To add this code to your own project, just take the following steps (or open the attached project):
- press Alt+F11 to open up the VBA editor
- Open the Sheet class for the sheet that contains your table and chart (Sheet1 in my case)
- Add the following code inside the editor.:
Private Sub Worksheet_SelectionChange(ByVal Target As Range)
Dim vOffset As Double
Dim currentRow As Long
currentRow = Me.Application.ActiveWindow.scrollRow
If previousRow <> currentRow Then
If previousRow = 0 Then
previousRow = Me.Application.ActiveWindow.scrollRow
‘ reposition charts
For Each c In ActiveSheet.ChartObjects
vOffset = c.Top – Me.Rows(previousRow).Top
c.Top = Me.Rows(currentRow).Top + vOffset
previousRow = currentRow
- When you’re done, just close the VBA editor, and scroll away (vertically). Any charts you have on the sheet should stay in their relative positions, within the visible range of the sheet as you scroll vertically.

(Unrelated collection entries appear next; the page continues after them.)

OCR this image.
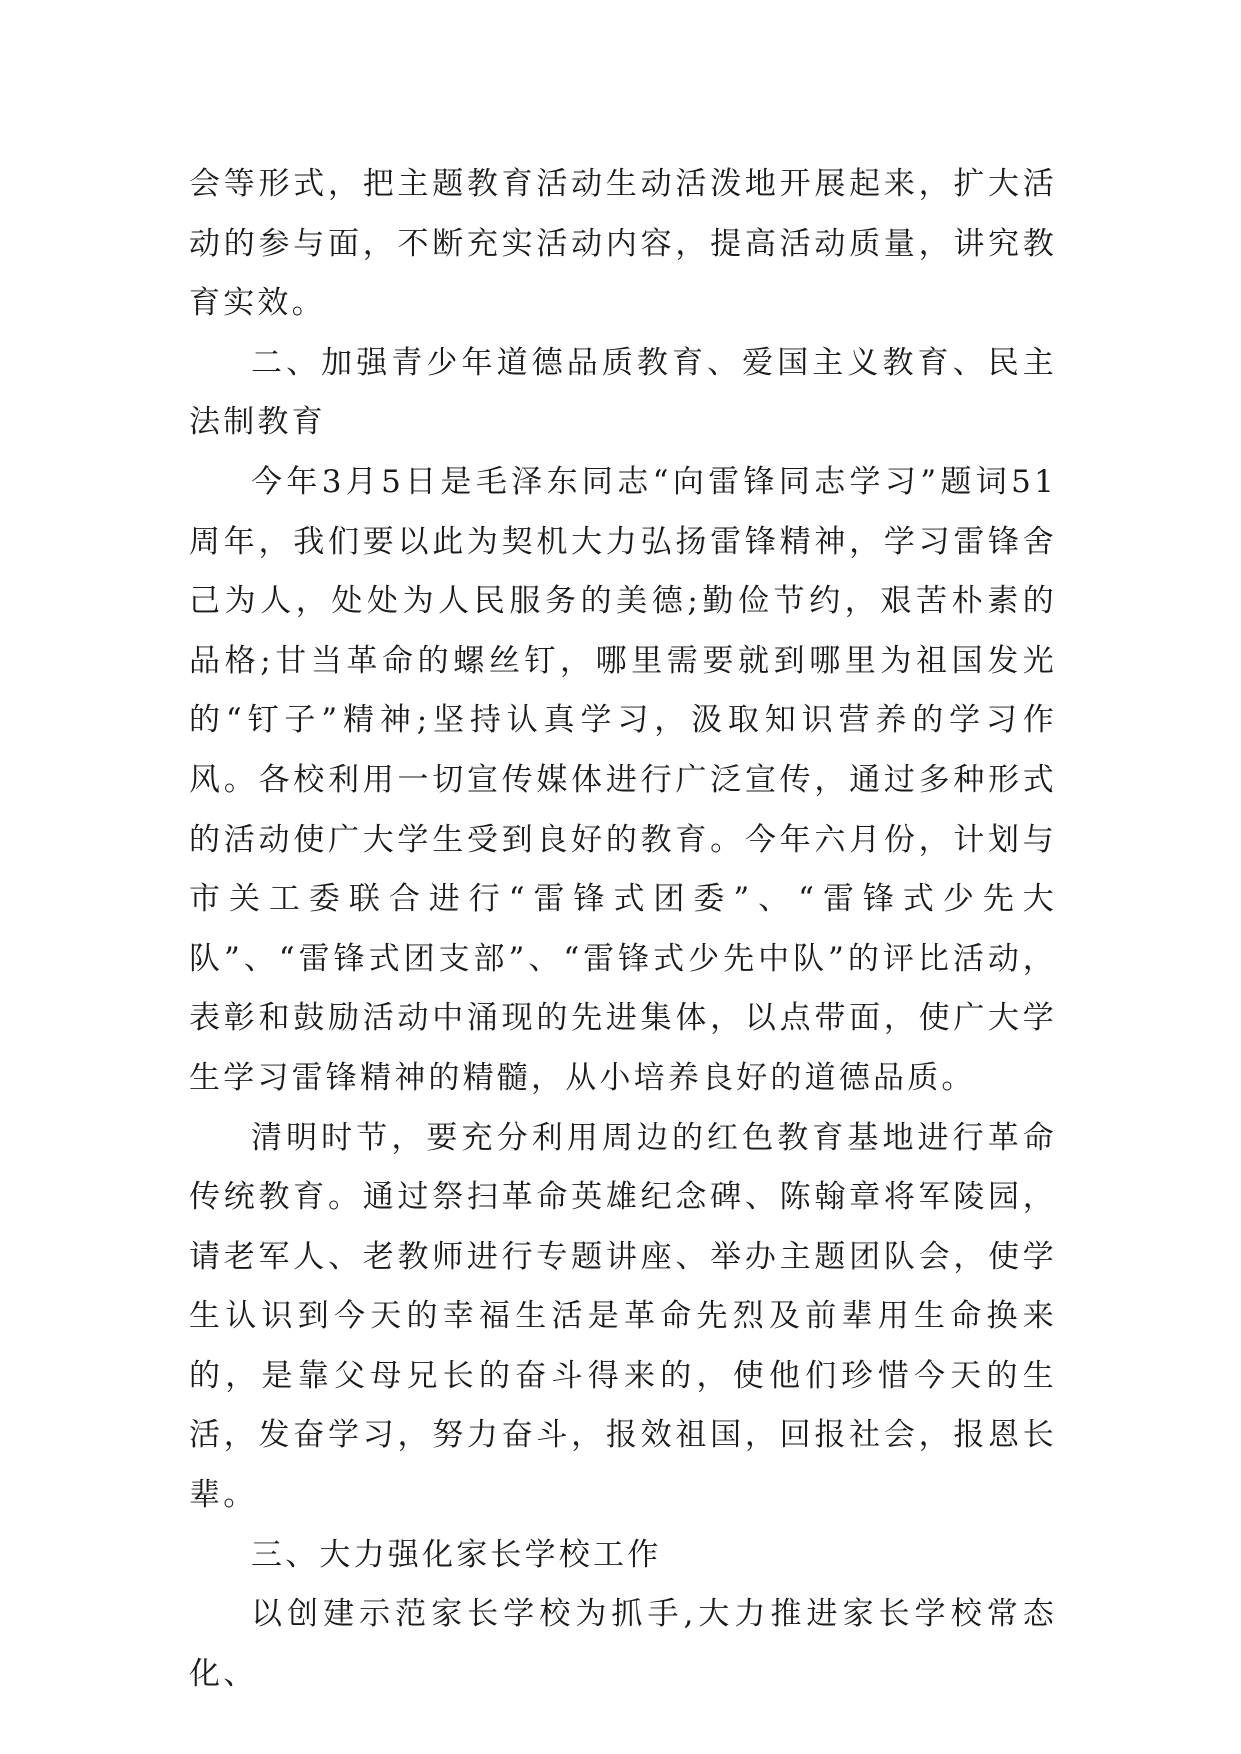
会等形式，把主题教育活动生动活泼地开展起来，扩大活动的参与面，不断充实活动内容，提高活动质量，讲究教育实效。

二、加强青少年道德品质教育、爱国主义教育、民主法制教育

今年3月5日是毛泽东同志“向雷锋同志学习”题词51周年，我们要以此为契机大力弘扬雷锋精神，学习雷锋舍己为人，处处为人民服务的美德;勤俭节约，艰苦朴素的品格;甘当革命的螺丝钉，哪里需要就到哪里为祖国发光的“钉子”精神;坚持认真学习，汲取知识营养的学习作风。各校利用一切宣传媒体进行广泛宣传，通过多种形式的活动使广大学生受到良好的教育。今年六月份，计划与市关工委联合进行“雷锋式团委”、“雷锋式少先大队”、“雷锋式团支部”、“雷锋式少先中队”的评比活动，表彰和鼓励活动中涌现的先进集体，以点带面，使广大学生学习雷锋精神的精髓，从小培养良好的道德品质。

清明时节，要充分利用周边的红色教育基地进行革命传统教育。通过祭扫革命英雄纪念碑、陈翰章将军陵园，请老军人、老教师进行专题讲座、举办主题团队会，使学生认识到今天的幸福生活是革命先烈及前辈用生命换来的，是靠父母兄长的奋斗得来的，使他们珍惜今天的生活，发奋学习，努力奋斗，报效祖国，回报社会，报恩长辈。

三、大力强化家长学校工作

以创建示范家长学校为抓手,大力推进家长学校常态化、
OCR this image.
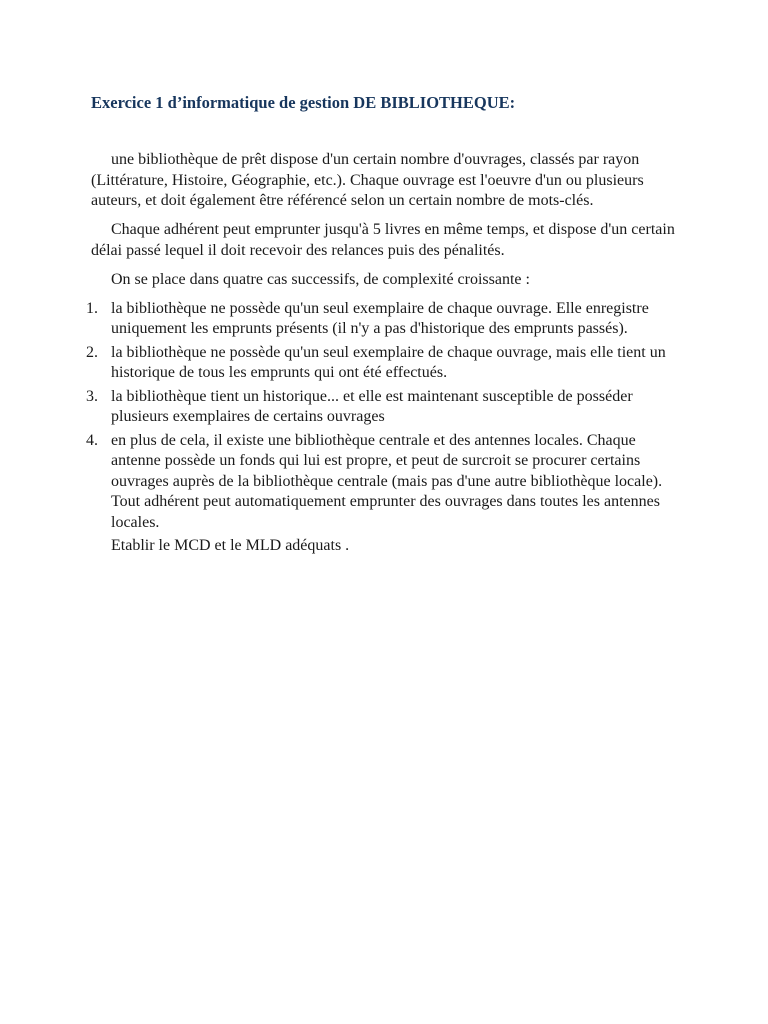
Exercice 1 d’informatique de gestion DE BIBLIOTHEQUE:

une bibliothèque de prêt dispose d'un certain nombre d'ouvrages, classés par rayon (Littérature, Histoire, Géographie, etc.). Chaque ouvrage est l'oeuvre d'un ou plusieurs auteurs, et doit également être référencé selon un certain nombre de mots-clés.

Chaque adhérent peut emprunter jusqu'à 5 livres en même temps, et dispose d'un certain délai passé lequel il doit recevoir des relances puis des pénalités.

On se place dans quatre cas successifs, de complexité croissante :

1. la bibliothèque ne possède qu'un seul exemplaire de chaque ouvrage. Elle enregistre uniquement les emprunts présents (il n'y a pas d'historique des emprunts passés).
2. la bibliothèque ne possède qu'un seul exemplaire de chaque ouvrage, mais elle tient un historique de tous les emprunts qui ont été effectués.
3. la bibliothèque tient un historique... et elle est maintenant susceptible de posséder plusieurs exemplaires de certains ouvrages
4. en plus de cela, il existe une bibliothèque centrale et des antennes locales. Chaque antenne possède un fonds qui lui est propre, et peut de surcroit se procurer certains ouvrages auprès de la bibliothèque centrale (mais pas d'une autre bibliothèque locale). Tout adhérent peut automatiquement emprunter des ouvrages dans toutes les antennes locales.

Etablir le MCD et le MLD adéquats .
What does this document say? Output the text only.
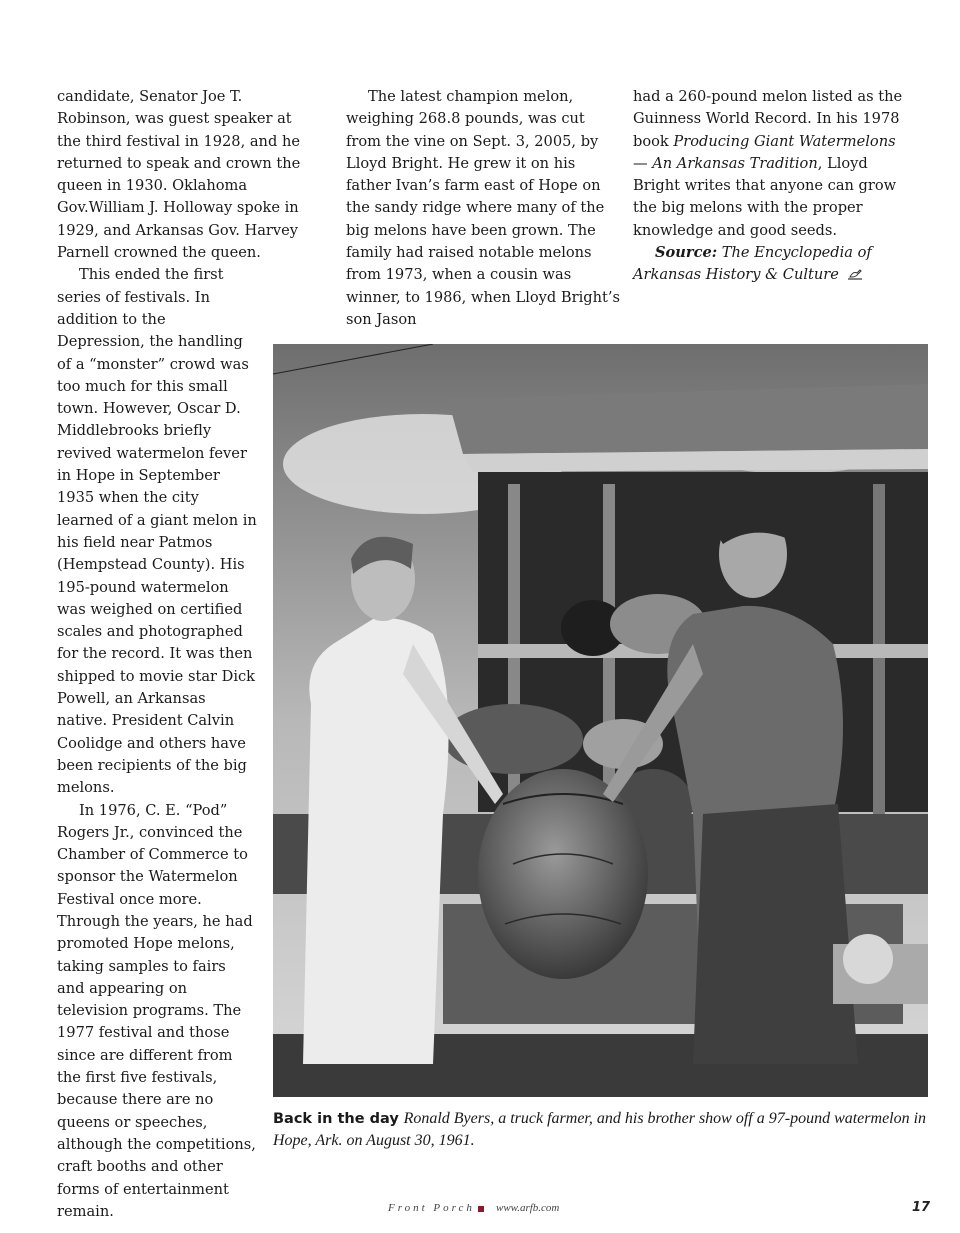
candidate, Senator Joe T. Robinson, was guest speaker at the third festival in 1928, and he returned to speak and crown the queen in 1930. Oklahoma Gov.William J. Holloway spoke in 1929, and Arkansas Gov. Harvey Parnell crowned the queen.

This ended the first series of festivals. In addition to the Depression, the handling of a “monster” crowd was

too much for this small town. However, Oscar D. Middlebrooks briefly revived watermelon fever in Hope in September 1935 when the city learned of a giant melon in his field near Patmos (Hempstead County). His 195-pound watermelon was weighed on certified scales and photographed for the record. It was then shipped to movie star Dick Powell, an Arkansas native. President Calvin Coolidge and others have been recipients of the big melons.

In 1976, C. E. “Pod” Rogers Jr., convinced the Chamber of Commerce to sponsor the Watermelon Festival once more. Through the years, he had promoted Hope melons, taking samples to fairs and appearing on television programs. The 1977 festival and those since are different from the first five festivals, because there are no queens or speeches, although the competitions, craft booths and other forms of entertainment remain.

The latest champion melon, weighing 268.8 pounds, was cut from the vine on Sept. 3, 2005, by Lloyd Bright. He grew it on his father Ivan’s farm east of Hope on the sandy ridge where many of the big melons have been grown. The family had raised notable melons from 1973, when a cousin was winner, to 1986, when Lloyd Bright’s son Jason

had a 260-pound melon listed as the Guinness World Record. In his 1978 book Producing Giant Watermelons — An Arkansas Tradition, Lloyd Bright writes that anyone can grow the big melons with the proper knowledge and good seeds.

Source: The Encyclopedia of Arkansas History & Culture

Back in the day Ronald Byers, a truck farmer, and his brother show off a 97-pound watermelon in Hope, Ark. on August 30, 1961.
Front Porch www.arfb.com	17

Anytime you have a really long table of data, and especially if you have a small screen resolution (netbook or iPad anybody?) this can be a lifesaver, or at least a convenience. Of course, you can take this example even further to handle horizontal scrolling as well as vertical, but I’ll leave that as an exercise for the reader. Now, if you’ll excuse me I’ve got to go weigh my cats.